The NCAA will expand both the men’s and women’s basketball tournaments to 76 teams starting next season, adding eight games and rebranding the opening segment as the March Madness Opening Round. The expansion is being funded by roughly $300 million in additional sponsorship revenue from beer, wine, spirits and hard seltzer, with more than $131 million to be distributed to schools. The format is expected to remain in place through 2032, with limited impact on the core TV product beyond added advertising inventory.

Analysis

The economic winner is not the NCAA alone; it is the media-adjacent ad inventory stack. The marginal value here comes from extending sponsor categories into a live, appointment-viewing property with unusually high ad recall, which should support pricing power for broadcasters and enhance the monetization curve of sports programming generally. The biggest second-order beneficiary is likely the conference ecosystem: extra at-large bids reduce the probability that top-40-quality teams get excluded, which should improve brand visibility and distribution leverage for power leagues over the next 1-3 tournament cycles. The losers are mid-majors and non-autonomy schools, but the damage is subtler than bracket dilution. If selection probability shifts toward larger schools, smaller programs face a compounding disadvantage: fewer tournament units, less national exposure, and weaker retention in the transfer/NIL era, which can widen the talent gap further over 2-5 years. That dynamic favors the same media properties that depend on recognizable brands, so the move is structurally positive for the product even if it is negative for competitive purity. The key risk is not fan backlash in a single season; it is format creep if the expanded field produces no meaningful viewership uplift and simply adds low-quality inventory.

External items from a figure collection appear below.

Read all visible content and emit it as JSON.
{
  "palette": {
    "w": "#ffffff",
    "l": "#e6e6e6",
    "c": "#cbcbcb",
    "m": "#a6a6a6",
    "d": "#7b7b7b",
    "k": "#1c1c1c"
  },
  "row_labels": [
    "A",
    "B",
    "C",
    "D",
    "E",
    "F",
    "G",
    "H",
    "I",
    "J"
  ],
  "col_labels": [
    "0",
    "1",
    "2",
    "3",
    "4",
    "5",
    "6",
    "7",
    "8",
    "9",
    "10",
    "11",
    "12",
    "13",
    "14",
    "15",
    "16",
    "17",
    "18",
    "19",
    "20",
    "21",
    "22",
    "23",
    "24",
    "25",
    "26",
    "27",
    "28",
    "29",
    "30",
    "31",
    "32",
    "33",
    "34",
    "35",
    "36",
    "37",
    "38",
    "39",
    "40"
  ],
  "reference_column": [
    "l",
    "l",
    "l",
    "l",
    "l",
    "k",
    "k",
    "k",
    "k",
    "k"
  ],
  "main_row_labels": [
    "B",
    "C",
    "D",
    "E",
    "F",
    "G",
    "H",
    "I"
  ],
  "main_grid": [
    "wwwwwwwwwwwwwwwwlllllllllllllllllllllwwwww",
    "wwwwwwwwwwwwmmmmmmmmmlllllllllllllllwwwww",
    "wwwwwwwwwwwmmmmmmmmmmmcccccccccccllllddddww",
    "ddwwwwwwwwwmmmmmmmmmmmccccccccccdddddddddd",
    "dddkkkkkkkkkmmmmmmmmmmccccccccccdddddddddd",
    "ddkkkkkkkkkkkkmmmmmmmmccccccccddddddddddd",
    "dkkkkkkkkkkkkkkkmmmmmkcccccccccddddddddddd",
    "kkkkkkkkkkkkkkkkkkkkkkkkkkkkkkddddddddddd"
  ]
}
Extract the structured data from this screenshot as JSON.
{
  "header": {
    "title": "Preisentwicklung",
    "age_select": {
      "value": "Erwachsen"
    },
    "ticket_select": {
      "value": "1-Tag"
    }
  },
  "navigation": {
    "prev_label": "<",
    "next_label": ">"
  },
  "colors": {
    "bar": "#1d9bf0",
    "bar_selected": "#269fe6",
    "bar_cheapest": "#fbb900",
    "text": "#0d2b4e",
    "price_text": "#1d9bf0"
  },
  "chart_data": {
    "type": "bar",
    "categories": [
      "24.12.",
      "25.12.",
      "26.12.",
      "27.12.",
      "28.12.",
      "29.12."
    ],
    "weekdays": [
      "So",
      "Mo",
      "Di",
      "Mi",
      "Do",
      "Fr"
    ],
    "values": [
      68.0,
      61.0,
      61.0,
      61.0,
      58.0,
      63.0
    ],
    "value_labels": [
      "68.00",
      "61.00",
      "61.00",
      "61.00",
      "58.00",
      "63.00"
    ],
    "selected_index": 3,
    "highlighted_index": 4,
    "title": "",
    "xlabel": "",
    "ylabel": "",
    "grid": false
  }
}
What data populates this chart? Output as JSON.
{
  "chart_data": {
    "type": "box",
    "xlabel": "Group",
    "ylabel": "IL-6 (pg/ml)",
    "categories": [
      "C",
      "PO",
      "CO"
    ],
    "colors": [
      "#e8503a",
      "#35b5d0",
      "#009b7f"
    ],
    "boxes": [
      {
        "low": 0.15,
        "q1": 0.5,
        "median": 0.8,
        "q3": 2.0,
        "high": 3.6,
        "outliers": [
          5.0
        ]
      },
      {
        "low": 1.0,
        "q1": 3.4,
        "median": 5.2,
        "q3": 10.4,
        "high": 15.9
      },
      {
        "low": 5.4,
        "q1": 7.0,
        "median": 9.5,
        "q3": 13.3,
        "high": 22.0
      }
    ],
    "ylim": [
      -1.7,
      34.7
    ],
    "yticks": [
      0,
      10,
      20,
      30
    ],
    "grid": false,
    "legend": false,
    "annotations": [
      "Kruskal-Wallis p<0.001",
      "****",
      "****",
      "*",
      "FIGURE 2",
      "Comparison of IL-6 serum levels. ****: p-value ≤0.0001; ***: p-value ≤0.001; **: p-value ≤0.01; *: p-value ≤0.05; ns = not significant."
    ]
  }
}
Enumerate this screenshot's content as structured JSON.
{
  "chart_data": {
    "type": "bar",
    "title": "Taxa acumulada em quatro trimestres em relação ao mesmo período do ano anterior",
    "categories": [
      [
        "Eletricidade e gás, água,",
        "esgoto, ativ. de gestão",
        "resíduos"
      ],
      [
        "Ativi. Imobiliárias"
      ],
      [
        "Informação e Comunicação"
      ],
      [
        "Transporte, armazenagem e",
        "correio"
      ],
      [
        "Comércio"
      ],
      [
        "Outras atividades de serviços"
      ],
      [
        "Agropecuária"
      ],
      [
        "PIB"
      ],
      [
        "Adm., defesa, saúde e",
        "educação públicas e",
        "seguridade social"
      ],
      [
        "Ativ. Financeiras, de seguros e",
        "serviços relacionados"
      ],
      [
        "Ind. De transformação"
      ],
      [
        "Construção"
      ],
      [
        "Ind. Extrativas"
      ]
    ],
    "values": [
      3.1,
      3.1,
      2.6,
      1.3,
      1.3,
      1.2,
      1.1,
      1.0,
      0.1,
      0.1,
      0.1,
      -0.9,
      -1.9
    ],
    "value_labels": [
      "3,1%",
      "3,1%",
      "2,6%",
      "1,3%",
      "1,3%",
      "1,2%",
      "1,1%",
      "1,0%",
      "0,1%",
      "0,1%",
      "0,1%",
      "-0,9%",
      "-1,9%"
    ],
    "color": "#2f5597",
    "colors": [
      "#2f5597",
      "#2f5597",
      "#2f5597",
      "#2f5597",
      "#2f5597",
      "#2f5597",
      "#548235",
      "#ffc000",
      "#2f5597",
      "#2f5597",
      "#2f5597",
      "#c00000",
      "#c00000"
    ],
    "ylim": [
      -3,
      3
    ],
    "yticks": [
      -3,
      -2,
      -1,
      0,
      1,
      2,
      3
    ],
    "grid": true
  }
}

If the early-round games overperform on engagement, this becomes a template for incremental monetization across other NCAA properties and conference tournaments. If they underperform, expect the next discussion after 2032 to be about reducing dead inventory rather than expanding it further. Contrarianly, the market may be underestimating how much this reinforces the existing winner-take-most media model. More “brand-name” teams in the field should increase average viewership in the first week, but the real edge is that the event becomes even more sponsor-friendly without materially changing the championship round’s economics. This is less about a bigger tournament and more about making the current one harder to displace.